At first, for beginners, this lesser liberation appears to be very great, for a beginner depends very little on external influences. Only a man who has already become free of inner influences falls under external influences.
Inner influences prevent a man from falling under external influences. Maybe it is for the best. Inner influences and inner slavery come from many varied sources and many independent factors — independent in that sometimes it is one thing and sometimes another, for we have many enemies.
There are so many of these enemies that life would not be long enough to struggle with each of them and free ourselves from each one separately. So we must find a method, a line of work, which will enable us simultaneously to destroy the greatest possible number of enemies within us from which these influences come.
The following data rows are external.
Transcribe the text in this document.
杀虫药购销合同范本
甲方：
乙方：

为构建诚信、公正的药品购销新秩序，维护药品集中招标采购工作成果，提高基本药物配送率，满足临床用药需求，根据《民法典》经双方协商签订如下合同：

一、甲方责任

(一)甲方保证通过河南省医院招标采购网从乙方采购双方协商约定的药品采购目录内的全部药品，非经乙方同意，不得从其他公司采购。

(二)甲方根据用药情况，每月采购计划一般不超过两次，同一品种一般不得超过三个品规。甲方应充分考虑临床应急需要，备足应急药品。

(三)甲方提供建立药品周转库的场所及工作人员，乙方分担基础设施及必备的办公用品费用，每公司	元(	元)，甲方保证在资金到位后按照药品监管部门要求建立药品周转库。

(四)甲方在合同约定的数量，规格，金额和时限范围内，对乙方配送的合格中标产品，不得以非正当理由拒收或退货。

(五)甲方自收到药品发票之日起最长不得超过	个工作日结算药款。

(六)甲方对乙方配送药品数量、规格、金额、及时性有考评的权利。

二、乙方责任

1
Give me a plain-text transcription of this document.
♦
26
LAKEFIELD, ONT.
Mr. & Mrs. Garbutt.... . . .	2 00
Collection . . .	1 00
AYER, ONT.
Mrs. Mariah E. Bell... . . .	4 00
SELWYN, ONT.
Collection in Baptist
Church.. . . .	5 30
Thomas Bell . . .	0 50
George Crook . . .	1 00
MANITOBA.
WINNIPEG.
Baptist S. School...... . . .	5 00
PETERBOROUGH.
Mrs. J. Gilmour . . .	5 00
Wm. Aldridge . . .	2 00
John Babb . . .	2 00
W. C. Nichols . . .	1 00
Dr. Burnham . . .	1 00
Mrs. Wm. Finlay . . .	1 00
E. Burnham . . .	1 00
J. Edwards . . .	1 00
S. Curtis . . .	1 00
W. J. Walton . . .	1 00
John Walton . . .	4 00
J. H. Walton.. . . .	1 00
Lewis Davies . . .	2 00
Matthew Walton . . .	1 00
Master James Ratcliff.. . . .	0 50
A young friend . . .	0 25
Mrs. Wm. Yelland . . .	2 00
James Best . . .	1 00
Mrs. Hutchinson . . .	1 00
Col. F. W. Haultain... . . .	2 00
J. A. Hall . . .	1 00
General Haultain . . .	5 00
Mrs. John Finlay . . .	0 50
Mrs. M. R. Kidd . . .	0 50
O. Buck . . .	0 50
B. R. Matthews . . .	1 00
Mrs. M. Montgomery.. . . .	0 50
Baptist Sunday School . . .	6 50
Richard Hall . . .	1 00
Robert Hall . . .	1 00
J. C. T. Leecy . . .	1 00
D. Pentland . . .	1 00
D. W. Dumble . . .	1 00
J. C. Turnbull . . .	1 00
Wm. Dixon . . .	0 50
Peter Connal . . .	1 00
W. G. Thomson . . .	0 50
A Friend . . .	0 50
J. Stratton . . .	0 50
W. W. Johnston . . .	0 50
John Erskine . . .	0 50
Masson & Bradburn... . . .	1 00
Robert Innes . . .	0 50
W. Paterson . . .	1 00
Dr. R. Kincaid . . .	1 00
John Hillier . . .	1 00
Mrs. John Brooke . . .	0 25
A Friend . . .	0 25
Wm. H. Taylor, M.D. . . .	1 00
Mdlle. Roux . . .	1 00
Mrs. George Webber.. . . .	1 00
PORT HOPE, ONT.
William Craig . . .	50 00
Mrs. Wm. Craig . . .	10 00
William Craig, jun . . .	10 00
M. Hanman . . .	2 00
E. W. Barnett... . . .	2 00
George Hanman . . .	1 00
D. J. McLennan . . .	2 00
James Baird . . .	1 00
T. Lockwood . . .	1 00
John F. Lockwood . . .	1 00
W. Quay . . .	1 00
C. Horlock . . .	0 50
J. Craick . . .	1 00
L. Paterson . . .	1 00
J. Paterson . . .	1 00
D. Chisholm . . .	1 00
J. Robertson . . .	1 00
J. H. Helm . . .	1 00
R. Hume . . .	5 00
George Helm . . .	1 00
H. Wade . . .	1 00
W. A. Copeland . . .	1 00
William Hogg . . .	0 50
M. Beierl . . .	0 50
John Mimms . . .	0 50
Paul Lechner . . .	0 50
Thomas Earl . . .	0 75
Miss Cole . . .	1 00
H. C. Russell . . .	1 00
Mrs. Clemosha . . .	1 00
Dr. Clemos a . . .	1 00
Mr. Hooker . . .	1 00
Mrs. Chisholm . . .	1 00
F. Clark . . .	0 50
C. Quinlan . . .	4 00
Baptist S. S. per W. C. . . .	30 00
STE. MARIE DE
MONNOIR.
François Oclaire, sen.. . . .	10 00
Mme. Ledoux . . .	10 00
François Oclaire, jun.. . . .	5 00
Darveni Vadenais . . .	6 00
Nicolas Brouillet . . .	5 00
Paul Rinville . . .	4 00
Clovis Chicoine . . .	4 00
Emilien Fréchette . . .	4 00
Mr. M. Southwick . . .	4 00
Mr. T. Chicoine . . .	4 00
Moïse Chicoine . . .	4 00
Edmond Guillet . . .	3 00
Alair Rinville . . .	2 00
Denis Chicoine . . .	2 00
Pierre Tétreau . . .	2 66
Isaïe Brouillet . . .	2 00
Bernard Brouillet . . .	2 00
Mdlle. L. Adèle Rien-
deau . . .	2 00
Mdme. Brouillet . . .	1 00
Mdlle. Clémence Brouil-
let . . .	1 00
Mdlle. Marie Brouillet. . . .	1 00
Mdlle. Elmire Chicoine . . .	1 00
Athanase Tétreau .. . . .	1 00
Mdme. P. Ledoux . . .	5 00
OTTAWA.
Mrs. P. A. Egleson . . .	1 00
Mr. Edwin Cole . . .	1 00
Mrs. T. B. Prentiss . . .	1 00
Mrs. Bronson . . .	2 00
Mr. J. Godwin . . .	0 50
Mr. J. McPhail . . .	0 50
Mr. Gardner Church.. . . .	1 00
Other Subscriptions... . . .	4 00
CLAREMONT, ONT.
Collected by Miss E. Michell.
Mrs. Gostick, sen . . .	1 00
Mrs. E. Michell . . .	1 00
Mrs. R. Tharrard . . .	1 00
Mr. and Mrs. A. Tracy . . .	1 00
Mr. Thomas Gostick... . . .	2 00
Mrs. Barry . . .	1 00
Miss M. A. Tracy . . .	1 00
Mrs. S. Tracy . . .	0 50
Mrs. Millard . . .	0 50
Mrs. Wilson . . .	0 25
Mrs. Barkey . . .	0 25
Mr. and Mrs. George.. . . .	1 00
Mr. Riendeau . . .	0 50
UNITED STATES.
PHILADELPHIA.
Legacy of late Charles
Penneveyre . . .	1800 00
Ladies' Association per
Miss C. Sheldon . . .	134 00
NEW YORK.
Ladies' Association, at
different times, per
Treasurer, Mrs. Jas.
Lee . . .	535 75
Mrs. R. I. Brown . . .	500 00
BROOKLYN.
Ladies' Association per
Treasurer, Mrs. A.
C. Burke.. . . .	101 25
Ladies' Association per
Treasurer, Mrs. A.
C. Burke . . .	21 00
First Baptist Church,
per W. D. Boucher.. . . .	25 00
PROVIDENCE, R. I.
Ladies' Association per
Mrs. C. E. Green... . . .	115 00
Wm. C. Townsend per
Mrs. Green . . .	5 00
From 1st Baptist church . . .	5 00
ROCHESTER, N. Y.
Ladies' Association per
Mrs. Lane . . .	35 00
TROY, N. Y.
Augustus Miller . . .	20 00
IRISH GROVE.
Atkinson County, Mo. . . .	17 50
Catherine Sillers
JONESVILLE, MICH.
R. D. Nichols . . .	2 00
I said that we have many independent enemies, but the chief and most active are vanity and self-love. One teaching even calls them representatives and messengers of the devil himself.
For some reason they are also called Mrs. Vanity and Mr. Self-Love.
As I have said, there are many enemies. I have mentioned only these two as the most fundamental. At the moment it is hard to enumerate them all. It would be difficult to work on each of them directly and specifically, and it would take too much time since there are so many. So we have to deal with them indirectly in order to free ourselves from several at once.
These representatives of the devil stand unceasingly at the threshold which separates us from the outside, and prevent not only good but also bad external influences from entering. Thus they have a good side as well as a bad side.
For a man who wishes to discriminate among the influences he receives, it is an advantage to have these watchmen. But if a man wishes all influences to enter, no matter what they may be — for it is impossible to select only the good ones — he must liberate himself as much as possible, and finally altogether, from these watchmen, whom some considerable undesirable.
For this there are many methods, and a great number of means. Personally I would advise you to try freeing yourselves and to do so without unnecessary theorizing, by simple reasoning, active reasoning, within yourselves.”